Insights from Strategic Treasurer, Comerica Bank, and Itemize
Treasury and finance professionals are increasingly turning to Artificial Intelligence (AI) to address rising demands for efficiency, accuracy, and strategic insight. In a recent webinar hosted by Strategic Treasurer, with speakers from Comerica Bank and Itemize, the discussion focused on the real-world application of AI – especially agentic AI – and how it is reshaping treasury operations across banks and corporates.
Below are the key themes and takeaways from the session.
The AI Landscape: From Prediction to Action
The webinar introduced a useful framework for understanding the current AI landscape in finance, dividing technologies into three categories:
- Machine Learning (ML): Used to predict outcomes by analyzing historical data. Applications include forecasting cash flow, identifying at-risk payments, and optimizing working capital decisions
- Generative AI: Creates content such as documents, summaries, and recommendations. It supports tasks like drafting policies, extracting key points from contracts, and summarizing complex reports
- Agentic AI: Executes tasks autonomously based on contextual instructions. This is where the most significant transformation is occurring -automating end-to-end workflows such as reconciliation, cash reporting, and document classification
According to the speakers, agentic AI marks a major shift from static automation toward adaptive, context-aware financial operations.
Strategic Priorities in AI Adoption
A live poll during the webinar revealed where finance teams are currently applying AI:
- 49% are focused on back-office automation
- 43% are using AI for forecasting
- 37% are targeting fraud detection
- Risk management, customer service, and quality control followed
These results reflect the operational pain points many treasury teams face: fragmented data, high manual workloads, and growing risk exposure.
The conversation emphasized how agentic AI can consolidate data from various sources – including scanned documents, emails, ERP systems, and bank portals – into a structured, actionable format, enabling real-time visibility and decision-making.
Breaking Through Traditional Automation Barriers
Legacy automation systems have struggled with unstructured or semi-structured data. According to the panel, agentic AI changes the equation.
New capabilities include:
- Understanding context within poorly formatted PDFs, scanned invoices, and emails
- Extracting item-level data and linking it across documents (e.g., matching a PO to an invoice and shipping receipt)
- Detecting anomalies or risks across time (e.g., payment timing shifts, behavior changes)
- Supporting dynamic scoring for fraud or compliance exposure
This new generation of AI is not limited by fixed templates or rigid rules. It learns and adapts over time, significantly improving process automation and data accuracy.
Use Cases Across the Treasury Lifecycle
Speakers shared examples of how AI is already delivering results:
Machine Learning
- Forecasting cash inflows and outflows
- Predicting payment delays
- Optimizing timing for early pay discounts
Generative AI
- Drafting RFPs and financial policies
- Summarizing long-form content (contracts, reports)

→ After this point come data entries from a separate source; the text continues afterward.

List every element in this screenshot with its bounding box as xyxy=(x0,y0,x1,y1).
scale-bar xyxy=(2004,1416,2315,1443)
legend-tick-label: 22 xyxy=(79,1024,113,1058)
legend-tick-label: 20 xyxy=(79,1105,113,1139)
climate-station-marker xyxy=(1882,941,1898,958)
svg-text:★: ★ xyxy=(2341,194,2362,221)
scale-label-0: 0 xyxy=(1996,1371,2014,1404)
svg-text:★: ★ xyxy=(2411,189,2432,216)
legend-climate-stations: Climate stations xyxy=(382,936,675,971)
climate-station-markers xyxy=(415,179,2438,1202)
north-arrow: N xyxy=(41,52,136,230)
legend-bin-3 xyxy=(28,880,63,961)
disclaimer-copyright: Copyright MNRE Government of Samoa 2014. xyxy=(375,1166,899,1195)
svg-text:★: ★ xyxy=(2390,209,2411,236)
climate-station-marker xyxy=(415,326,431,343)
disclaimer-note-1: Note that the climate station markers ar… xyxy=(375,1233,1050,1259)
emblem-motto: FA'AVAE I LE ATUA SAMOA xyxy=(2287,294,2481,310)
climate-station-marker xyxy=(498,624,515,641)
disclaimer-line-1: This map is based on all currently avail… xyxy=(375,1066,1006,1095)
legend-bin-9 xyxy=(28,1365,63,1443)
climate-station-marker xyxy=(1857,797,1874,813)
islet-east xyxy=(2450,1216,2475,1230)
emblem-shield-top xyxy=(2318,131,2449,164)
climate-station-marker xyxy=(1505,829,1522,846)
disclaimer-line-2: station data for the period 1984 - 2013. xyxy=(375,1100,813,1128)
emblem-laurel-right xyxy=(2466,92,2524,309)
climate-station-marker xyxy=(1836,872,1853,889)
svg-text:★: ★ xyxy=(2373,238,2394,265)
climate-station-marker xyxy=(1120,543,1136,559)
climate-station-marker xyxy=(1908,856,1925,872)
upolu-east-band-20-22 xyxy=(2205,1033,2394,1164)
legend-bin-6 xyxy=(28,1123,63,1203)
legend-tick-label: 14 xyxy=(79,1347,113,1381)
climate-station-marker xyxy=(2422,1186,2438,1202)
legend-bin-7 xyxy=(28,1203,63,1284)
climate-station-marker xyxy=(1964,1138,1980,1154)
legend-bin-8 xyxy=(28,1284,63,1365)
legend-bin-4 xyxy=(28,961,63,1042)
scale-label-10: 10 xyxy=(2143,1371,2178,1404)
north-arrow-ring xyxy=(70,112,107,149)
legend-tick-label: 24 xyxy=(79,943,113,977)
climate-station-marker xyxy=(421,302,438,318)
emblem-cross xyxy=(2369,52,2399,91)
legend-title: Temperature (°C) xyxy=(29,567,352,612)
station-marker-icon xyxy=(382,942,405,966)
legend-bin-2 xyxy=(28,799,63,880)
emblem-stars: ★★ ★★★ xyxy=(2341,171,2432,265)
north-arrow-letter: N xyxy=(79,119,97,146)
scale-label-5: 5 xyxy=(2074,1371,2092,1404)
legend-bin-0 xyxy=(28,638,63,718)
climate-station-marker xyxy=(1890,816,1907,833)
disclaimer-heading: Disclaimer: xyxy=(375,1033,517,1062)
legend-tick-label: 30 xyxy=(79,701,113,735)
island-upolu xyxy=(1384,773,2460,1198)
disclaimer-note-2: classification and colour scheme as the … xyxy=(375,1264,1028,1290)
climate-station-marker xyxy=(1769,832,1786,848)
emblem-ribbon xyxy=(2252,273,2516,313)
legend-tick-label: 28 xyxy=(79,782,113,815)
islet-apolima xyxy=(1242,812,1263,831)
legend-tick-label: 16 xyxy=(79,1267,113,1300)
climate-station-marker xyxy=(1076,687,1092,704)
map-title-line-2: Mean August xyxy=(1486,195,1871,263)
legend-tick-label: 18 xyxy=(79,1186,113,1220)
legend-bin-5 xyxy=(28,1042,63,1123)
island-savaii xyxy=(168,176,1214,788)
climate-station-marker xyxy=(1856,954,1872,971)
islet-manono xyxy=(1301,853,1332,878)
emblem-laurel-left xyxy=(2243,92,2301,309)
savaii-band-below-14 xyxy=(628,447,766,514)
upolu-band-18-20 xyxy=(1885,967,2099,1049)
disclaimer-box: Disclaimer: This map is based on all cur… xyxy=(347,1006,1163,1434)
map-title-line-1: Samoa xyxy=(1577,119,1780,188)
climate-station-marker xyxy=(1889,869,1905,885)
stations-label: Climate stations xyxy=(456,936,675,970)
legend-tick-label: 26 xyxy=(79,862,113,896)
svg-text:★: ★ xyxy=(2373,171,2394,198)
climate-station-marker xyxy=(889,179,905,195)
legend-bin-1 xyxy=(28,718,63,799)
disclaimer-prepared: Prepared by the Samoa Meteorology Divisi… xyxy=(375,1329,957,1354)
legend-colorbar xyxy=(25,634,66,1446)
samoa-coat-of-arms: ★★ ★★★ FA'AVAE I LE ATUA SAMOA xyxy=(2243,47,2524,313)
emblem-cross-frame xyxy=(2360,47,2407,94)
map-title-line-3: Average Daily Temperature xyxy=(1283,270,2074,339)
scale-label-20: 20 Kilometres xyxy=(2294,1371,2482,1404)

- Interpreting financial regulations and suggesting workflow controls
Agentic AI
- Automating daily liquidity reporting by logging into multiple systems and consolidating balances
- Managing reconciliation and exception handling with minimal human oversight
- Processing accounts receivable and payables, including cash application and redaction of sensitive data
Comerica Bank’s Crystal Stephens described how her team reduced full-time effort on receivables by automating cash application, freeing staff to focus on higher-value activities like capital planning and risk assessment.
Addressing Concerns About AI
When asked about barriers to adoption, attendees cited the following top concerns:
- Data privacy and security risks (67%)
- Model bias or inaccuracy (47%)
- Loss of control or oversight (40%)
There was also recognition that internal expertise is often lacking. However, the speakers emphasized that modern AI tools are intuitive and accessible – often requiring only natural language prompts. The new skillset isn’t coding; it’s knowing how to interact with AI tools effectively.
Steve Markle noted that AI is a “force multiplier,” especially for new entrants in finance who can automate low-value tasks and quickly move up the value chain.
Justifying the Investment
The webinar closed with a structured approach to justifying AI initiatives:
- Identify clear use cases based on existing pain points
- Quantify impact in terms of efficiency gains, cost savings, or risk mitigation
- Align with strategic goals – whether it’s capital efficiency or compliance
- Define success metrics for a pilot
- Start small and scale as confidence and results grow
The speakers stressed that unlike ERP overhauls, implementing AI doesn’t require massive upfront investments. Modular solutions can be piloted quickly, often delivering ROI in a matter of months.
Final Thoughts
AI is already transforming treasury. It is not theoretical or futuristic – it is operational today. The greatest gains will come not from isolated experiments, but from strategic implementations tied to business outcomes.
Whether you are a bank looking to modernize lockbox operations or a corporate finance team automating invoice processing, now is the time to act. Start with data-rich, repeatable processes. Build a business case around value, not hype. And most importantly, prepare your team to lead – not just follow – the transformation.